Click to view large image of cover in new window...Judy Astley is an author I have been reading since she published her first novel in 1994. They are generally an enjoyable light romance/ chick lit type novel, nothing brain stretching but usually fun.
This one made me laugh but I think it is far from the best of her novels.
 The protagonist Jay works her way through a selection of diet options whilst awaiting the imminent return of her cousin Delphine from Australia. Jay lives in a chaotic household with her husband three children and almost son in law. She owns together with a friend, a successful cleaning company.
Jay has always been envious of Delphine, not just her thinness but the fact that she was the indulged daughter who had everything she could ever want as a child. Having lived in Australia for many years Delphine is returning to the UK to marry her third husband. It is the imminent return of her perfect cousin that makes Jay decide that she will diet and become more like her, well organised and most importantly thin!  She tries them all High Carb, No Protein,High Protein, No Carb, High Fibre, Wheat Free, Fat Free, Grapefruit, Atkins, Conley and so on, with a variety of successes and failures.
This novel might not have much going for it as a story but what it does provide is well written humour.

Sunday, November 8, 2009

The Memory Garden by Rachel Hore

Click to view large image of cover in new window...
The lives of two women, Melanie Pentrath and Pearl Treglown , born in different centuries and the interweaving of their stories as they face similar challenges.
Melanie retreats to Cornwall on a sabbatical to write a book about painters from the region. She hopes that being there will help heal a broken heart.
A garden that holds clues to the past helps Mel and her landlord Patrick learn the secrets of Merryn Hall and the story of Pearl.

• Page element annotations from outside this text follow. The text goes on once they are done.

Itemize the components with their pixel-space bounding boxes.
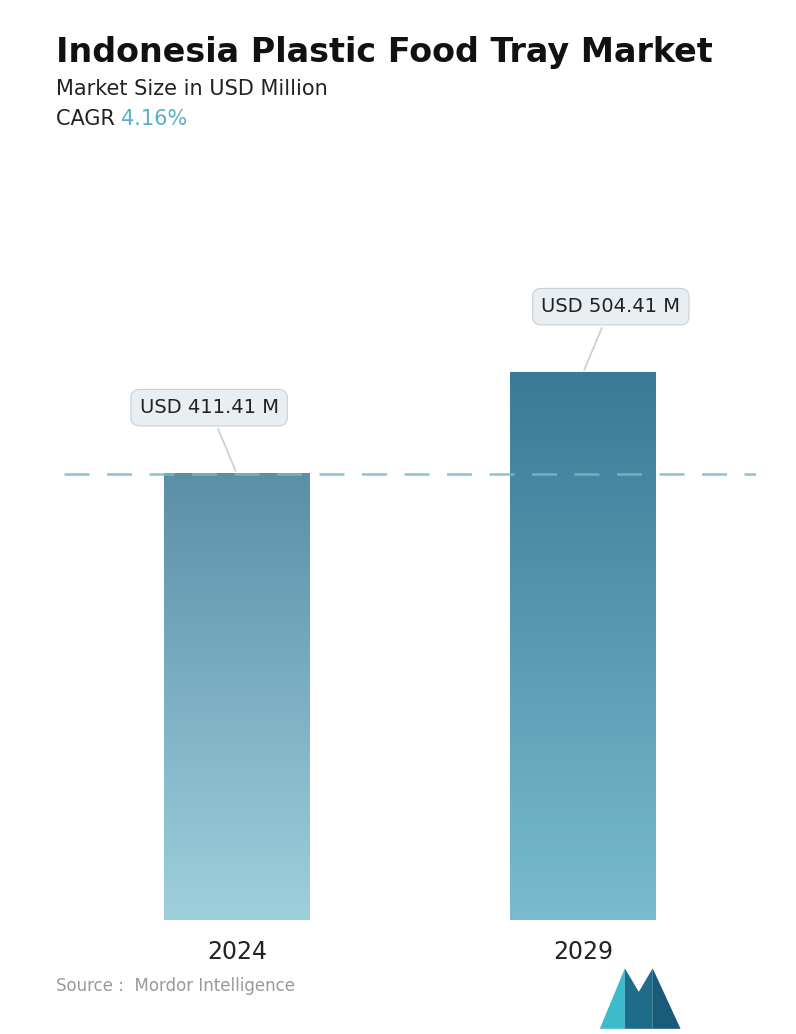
- Polygon shape: [625, 968, 653, 1029]
- Text: Source :  Mordor Intelligence: Source : Mordor Intelligence: [56, 977, 295, 995]
- Polygon shape: [653, 968, 681, 1029]
- Text: Market Size in USD Million: Market Size in USD Million: [56, 79, 327, 98]
- Polygon shape: [600, 968, 625, 1029]
- Text: Indonesia Plastic Food Tray Market: Indonesia Plastic Food Tray Market: [56, 36, 712, 69]
- Text: 4.16%: 4.16%: [121, 109, 187, 128]
- Text: CAGR: CAGR: [56, 109, 121, 128]
- Text: USD 411.41 M: USD 411.41 M: [139, 398, 279, 472]
- Text: USD 504.41 M: USD 504.41 M: [541, 297, 681, 370]
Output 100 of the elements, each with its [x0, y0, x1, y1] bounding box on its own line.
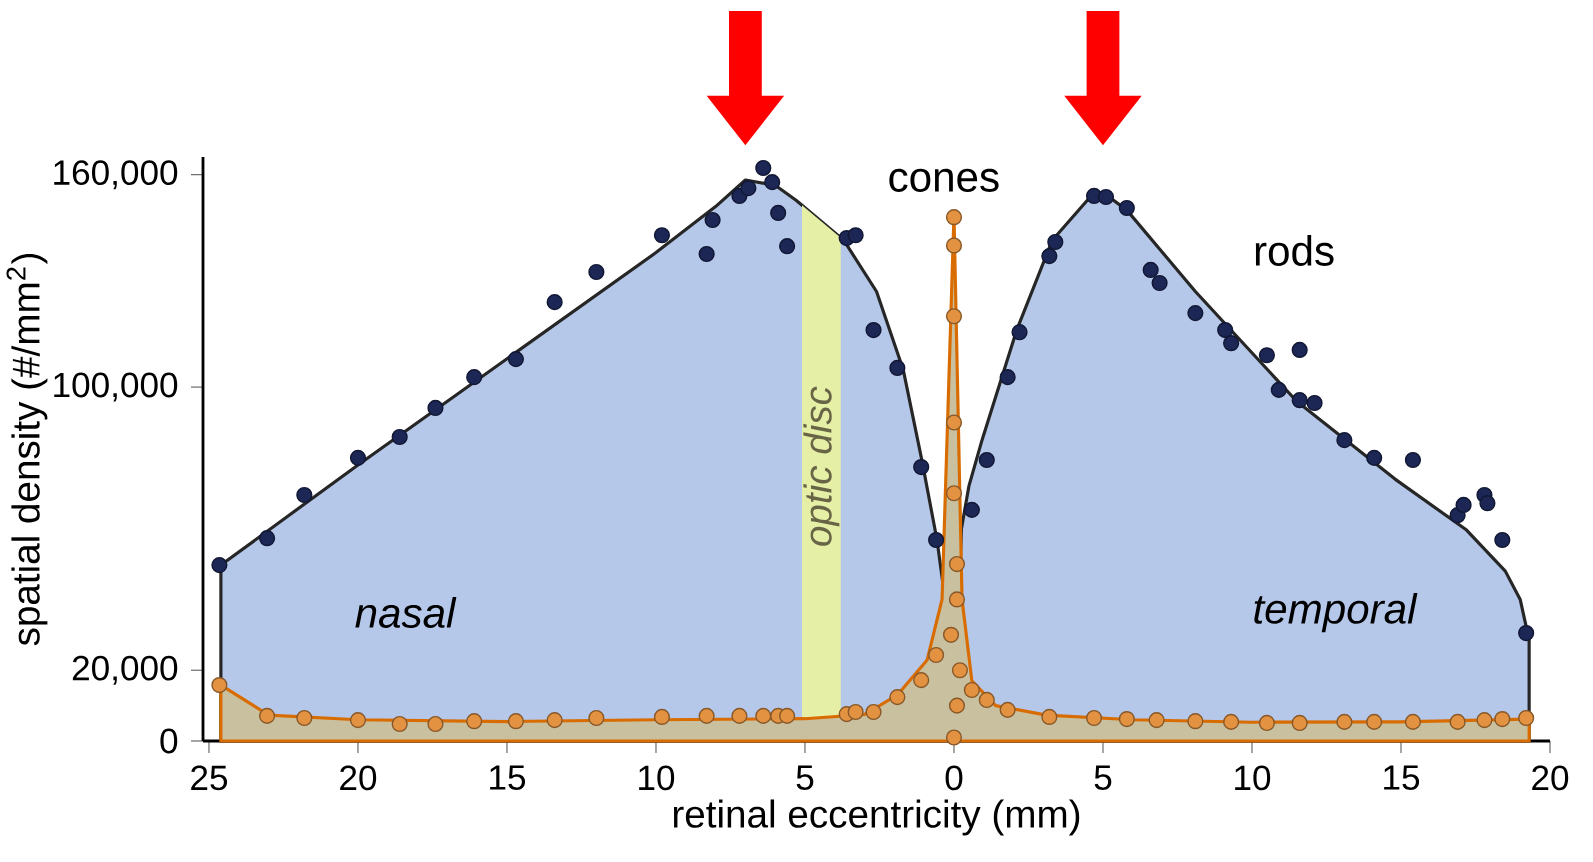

This is a light romantic read and although the story is similar in many ways to the style of Kate Morton’s novels it is in my opinion not written in the same literary vein and therefore I do not think destined to become a literary classic.
Nevertheless it is well worth reading if you do not expect more than just an enjoyable read. Rachel Hore’s atmospheric descriptions of Cornwall and the garden at Merryn Hall are excellent and actually much stronger than the plot itself which might be considered rather weak if you were expecting a literary read.

However, I enjoyed this enough to say that I will definitely look out for more novels by this author.